What finally bailed me out was the discovery of good audio books. Suffice it to say that I plugged an old (ten pound?) tape deck into my cigarette lighter (sic!) and  I pretty well worked my way through the classical canon thanks to Blackstone Audio of Ashland Oregon, together with the settled conviction that I didn't want to go back to the preacher.

What do we learn here, children? We learn that I owe an incalculable debt of gratitude to preacher for having made my world a richer, more varied, altogether more interesting place. 

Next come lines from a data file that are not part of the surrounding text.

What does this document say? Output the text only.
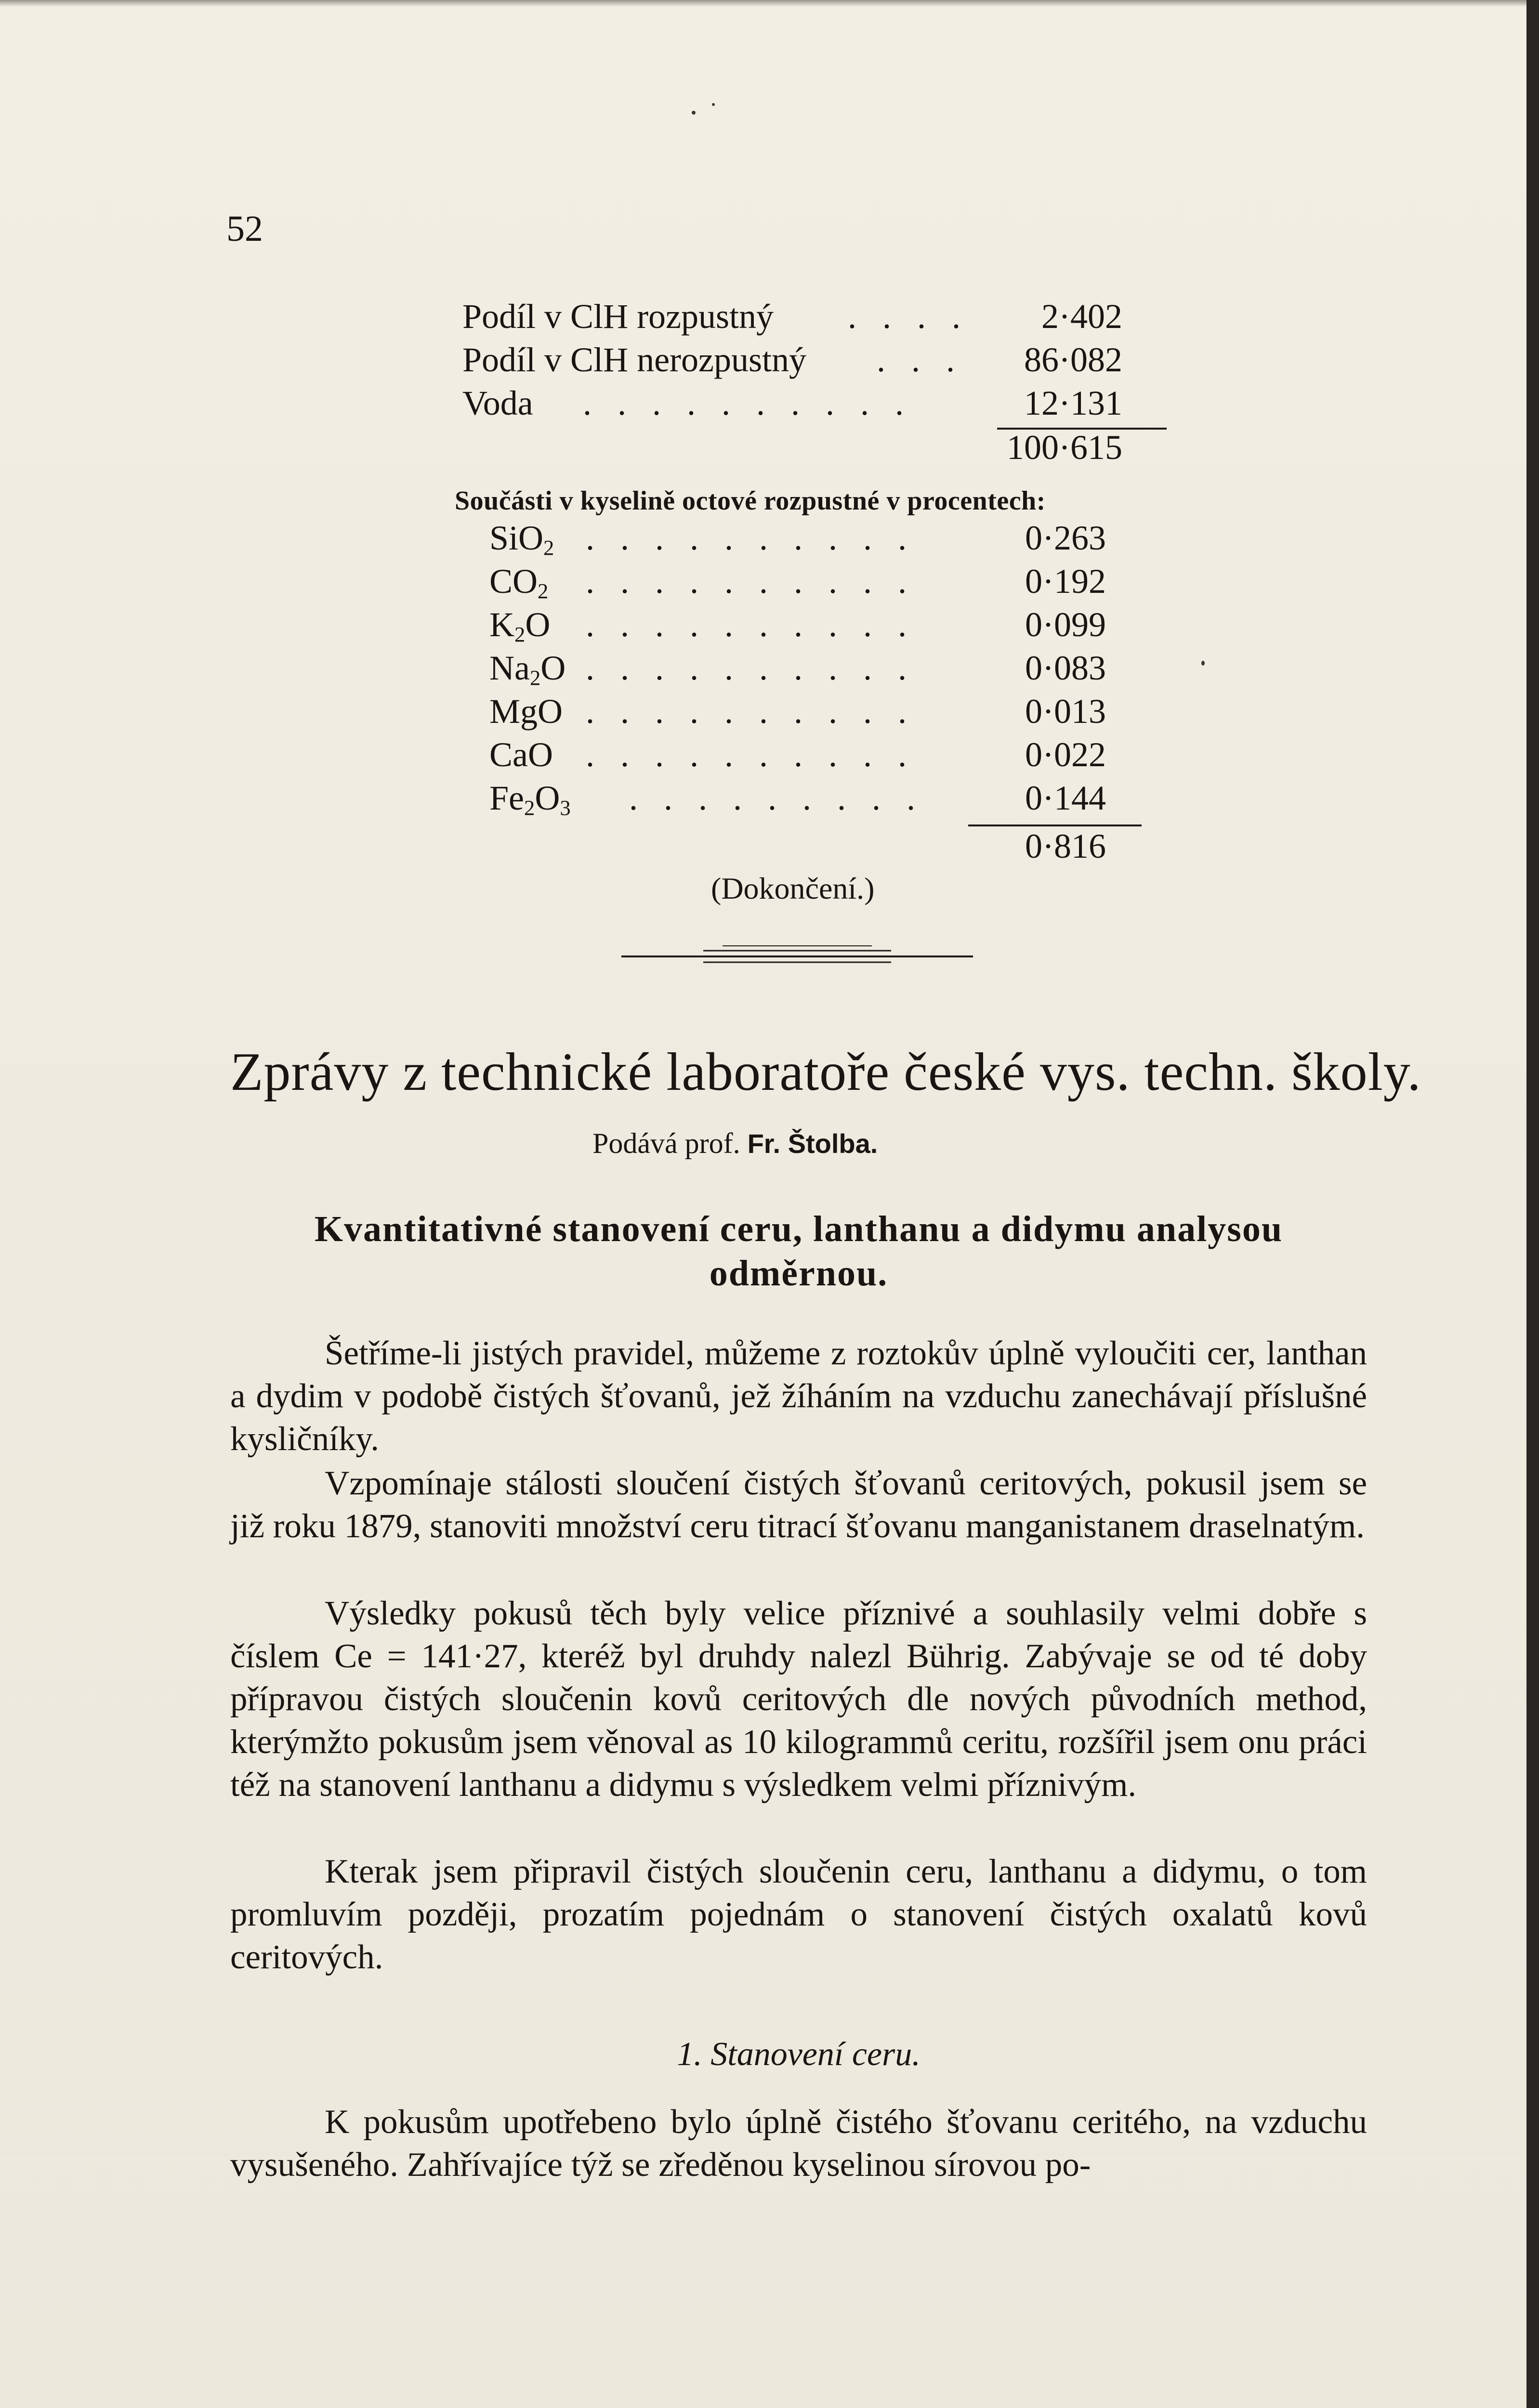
52
Podíl v ClH rozpustný . . . .	2·402
Podíl v ClH nerozpustný . . .	86·082
Voda . . . . . . . . . .	12·131
100·615
Součásti v kyselině octové rozpustné v procentech:
SiO2 . . . . . . . . . .	0·263
CO2 . . . . . . . . . .	0·192
K2O . . . . . . . . . .	0·099
Na2O . . . . . . . . . .	0·083
MgO . . . . . . . . . .	0·013
CaO . . . . . . . . . .	0·022
Fe2O3 . . . . . . . . .	0·144
0·816
(Dokončení.)
Zprávy z technické laboratoře české vys. techn. školy.
Podává prof. Fr. Štolba.
Kvantitativné stanovení ceru, lanthanu a didymu analysou odměrnou.

Šetříme-li jistých pravidel, můžeme z roztokův úplně vyloučiti cer, lanthan a dydim v podobě čistých šťovanů, jež žíháním na vzduchu zanechávají příslušné kysličníky.

Vzpomínaje stálosti sloučení čistých šťovanů ceritových, pokusil jsem se již roku 1879, stanoviti množství ceru titrací šťovanu manganistanem draselnatým.

Výsledky pokusů těch byly velice příznivé a souhlasily velmi dobře s číslem Ce = 141·27, kteréž byl druhdy nalezl Bührig. Zabývaje se od té doby přípravou čistých sloučenin kovů ceritových dle nových původních method, kterýmžto pokusům jsem věnoval as 10 kilogrammů ceritu, rozšířil jsem onu práci též na stanovení lanthanu a didymu s výsledkem velmi příznivým.

Kterak jsem připravil čistých sloučenin ceru, lanthanu a didymu, o tom promluvím později, prozatím pojednám o stanovení čistých oxalatů kovů ceritových.

1. Stanovení ceru.

K pokusům upotřebeno bylo úplně čistého šťovanu ceritého, na vzduchu vysušeného. Zahřívajíce týž se zředěnou kyselinou sírovou po-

Ah well.  I should try to avoid snark here, but as to the preacher's main message--I am already on record as one of those who believes that the rapture has already happened and it is we who are left behind. So I haven't cancelled my dental appointments for Monday. Meanwhile, if you're looking for an absorbing diversion as you beguile away the idle hours of Sunday Saturday afternoon, may I recommend an old favorite of mine--When Prophecy Fails by Leon Festinger et al. Festinger is the man who invented "Cognitive Dissonance." The book is a careful, insightful and remarkably kind study of those who believe in end-of-days stories and in particular, what happens when they turn out not to be true.    Meanwhile, enjoy your weekend, Harold, but remember:

  Περὶ δὲ τῆς ἡμέρας ἐκείνης καὶ ὥρας οὐδεὶς οἶδεν, οὐδὲ οἱ ἄγγελοι τῶν οὐρανῶν οὐδὲ ὁ υἱός, εἰ μὴ ὁ ]πατὴρ μόνος.
 For those of you keeping score at home, that is Matthew 24:36.  For a more emphatic rendering of the point, go here.  I've always said that if I'd grown up next door to a good cathedral music program, they'd probably still have me.

1 comment:

Ken Houghton said...

"For those of you keeping score at home, that is Matthew 24:36."

Well played. (There's a variation in Mark as well--13:32, I'm told--but that's last year's news.)